Kia EV6 (right), EV3 (middle), and EV9 (right) Source: Kia
Kia plans to begin EV4 deliveries in Europe in September. The hatchback will be the first EV Kia builds in Europe at its Zilina plant in Slovakia. Kia said the move will speed up deliveries. However, the sedan will still be built in South Korea.
The EV5 will arrive in Europe later this year. Kia is launching the EV5 in North America in early 2026, but it will be “exclusive to the Canadian market.”
Kia EV5 GT-Line (Source: Kia)
Next year, Kia will introduce the smaller, more affordable EV2. The EV2 will sit underneath the EV3 as Kia’s new entry-level electric vehicle.
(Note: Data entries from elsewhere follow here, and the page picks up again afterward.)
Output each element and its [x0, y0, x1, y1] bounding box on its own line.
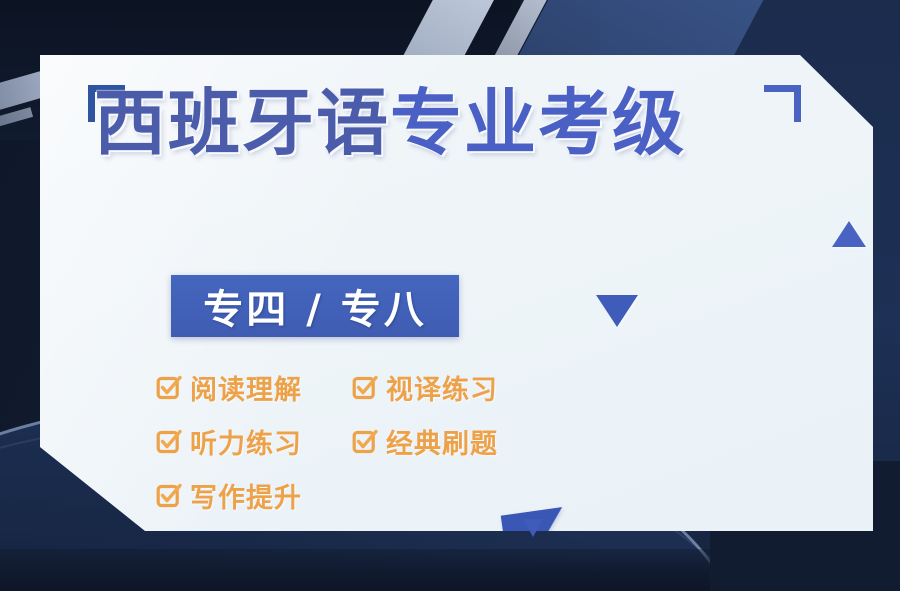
checkbox-checked-icon: [156, 429, 181, 454]
list-item: 写作提升: [156, 468, 352, 522]
list-item-label: 阅读理解: [190, 368, 302, 407]
triangle-up-icon-small: [832, 221, 866, 247]
list-item: 视译练习: [352, 360, 548, 414]
page-title-part-two: 专业考级: [390, 81, 686, 165]
triangle-down-icon-small: [596, 295, 638, 327]
page-title: 西班牙语专业考级: [94, 87, 686, 159]
feature-checklist: 阅读理解 视译练习 听力练习: [156, 360, 576, 522]
list-item-label: 听力练习: [190, 422, 302, 461]
checkbox-checked-icon: [156, 375, 181, 400]
checkbox-checked-icon: [352, 429, 377, 454]
list-item: 经典刷题: [352, 414, 548, 468]
list-item-label: 经典刷题: [386, 422, 498, 461]
checkbox-checked-icon: [156, 483, 181, 508]
list-item: 阅读理解: [156, 360, 352, 414]
checkbox-checked-icon: [352, 375, 377, 400]
list-item-label: 视译练习: [386, 368, 498, 407]
level-badge-label: 专四 / 专八: [203, 277, 426, 335]
page-title-part-one: 西班牙语: [94, 81, 390, 165]
corner-bracket-icon-top-right: [764, 85, 801, 122]
level-badge: 专四 / 专八: [171, 275, 459, 337]
poster-canvas: 西班牙语专业考级 专四 / 专八 阅读理解: [0, 0, 900, 591]
content-card: 西班牙语专业考级 专四 / 专八 阅读理解: [40, 55, 873, 531]
list-item-label: 写作提升: [190, 476, 302, 515]
triangle-down-icon-bottom: [523, 519, 543, 537]
list-item: 听力练习: [156, 414, 352, 468]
Outside of the EV4, which Kia will launch in the US in early 2026, no other models have been confirmed for the US. Although it was spotted testing in the US again this week, the last official release from Kia specifically said the EV5 will be exclusive to the Canadian market in North America.
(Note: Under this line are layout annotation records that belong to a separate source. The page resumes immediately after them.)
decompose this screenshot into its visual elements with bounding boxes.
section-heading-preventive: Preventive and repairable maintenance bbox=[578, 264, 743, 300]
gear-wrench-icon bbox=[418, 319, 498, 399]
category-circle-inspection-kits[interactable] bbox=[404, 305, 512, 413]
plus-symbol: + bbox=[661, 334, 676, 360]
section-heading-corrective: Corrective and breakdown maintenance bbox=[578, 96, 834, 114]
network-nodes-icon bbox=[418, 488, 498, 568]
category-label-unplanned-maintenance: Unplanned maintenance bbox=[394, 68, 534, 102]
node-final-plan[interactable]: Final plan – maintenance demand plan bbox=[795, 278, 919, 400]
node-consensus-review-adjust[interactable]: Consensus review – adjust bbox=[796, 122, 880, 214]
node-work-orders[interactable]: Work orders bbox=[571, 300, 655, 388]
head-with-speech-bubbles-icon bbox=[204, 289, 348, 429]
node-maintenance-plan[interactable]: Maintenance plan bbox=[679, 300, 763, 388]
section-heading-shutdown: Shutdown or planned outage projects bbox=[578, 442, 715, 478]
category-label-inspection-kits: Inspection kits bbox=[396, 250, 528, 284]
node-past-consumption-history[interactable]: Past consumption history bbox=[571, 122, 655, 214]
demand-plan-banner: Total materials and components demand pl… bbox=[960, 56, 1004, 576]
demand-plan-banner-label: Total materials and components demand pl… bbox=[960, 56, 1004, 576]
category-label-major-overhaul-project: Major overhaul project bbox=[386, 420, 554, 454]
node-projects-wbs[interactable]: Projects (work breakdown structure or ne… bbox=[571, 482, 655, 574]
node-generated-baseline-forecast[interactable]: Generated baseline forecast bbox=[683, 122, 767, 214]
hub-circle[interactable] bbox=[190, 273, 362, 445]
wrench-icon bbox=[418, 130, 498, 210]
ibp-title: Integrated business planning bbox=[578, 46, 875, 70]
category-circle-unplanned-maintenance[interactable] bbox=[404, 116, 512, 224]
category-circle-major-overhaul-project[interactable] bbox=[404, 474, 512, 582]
Kia Concept EV2 (Source: Kia)
The EV4 will arrive, but only as a sedan. It will feature up to 330 miles of driving range and a built-in NACS port for charging at Tesla Superchargers.
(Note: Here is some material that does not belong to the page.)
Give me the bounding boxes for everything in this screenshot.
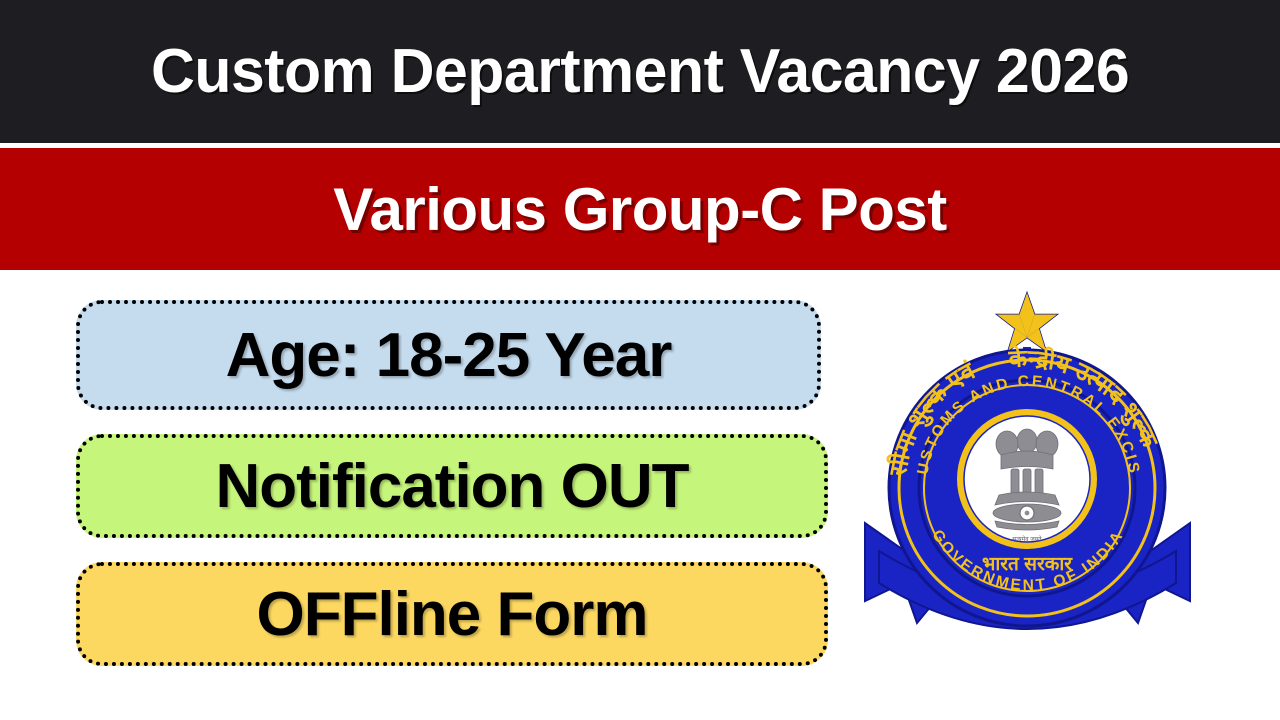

Kia has yet to reveal prices, but the EV4 is expected to start at around $35,000. In the UK, the hatch starts at £34,695 ($47,700) with up to 388 miles WLTP driving range. The Fastback, or sedan variant, is priced from £40,895 ($55,000) with a driving range of up to 380 miles.
Kia EV4 models during safety testing in Europe (Source: Kia UK)
And that’s not even touching the PV5, Kia’s first electric van. Kia is launching the PV5 Passenger and Cargo models across Europe, but whether it will arrive in the US is still up in the air.
Electrek’s Take
Kia’s decision to prioritize Europe over the US is thanks to the Trump Administration’s new tariffs on vehicle imports. Imported vehicles from South Korea are subject to a 15% tariff.
On top of this, the $7,500 federal tax credit is set to expire at the end of September, which will make the US EV market even more competitive.
Kia’s electric vehicle sales are already down significantly this year. Through July, Kia has sold nearly half as many EV9 and EV6 models as it did in 2024. The Korean auto giant is expected to offset slower EV sales in the US with new models arriving in Europe.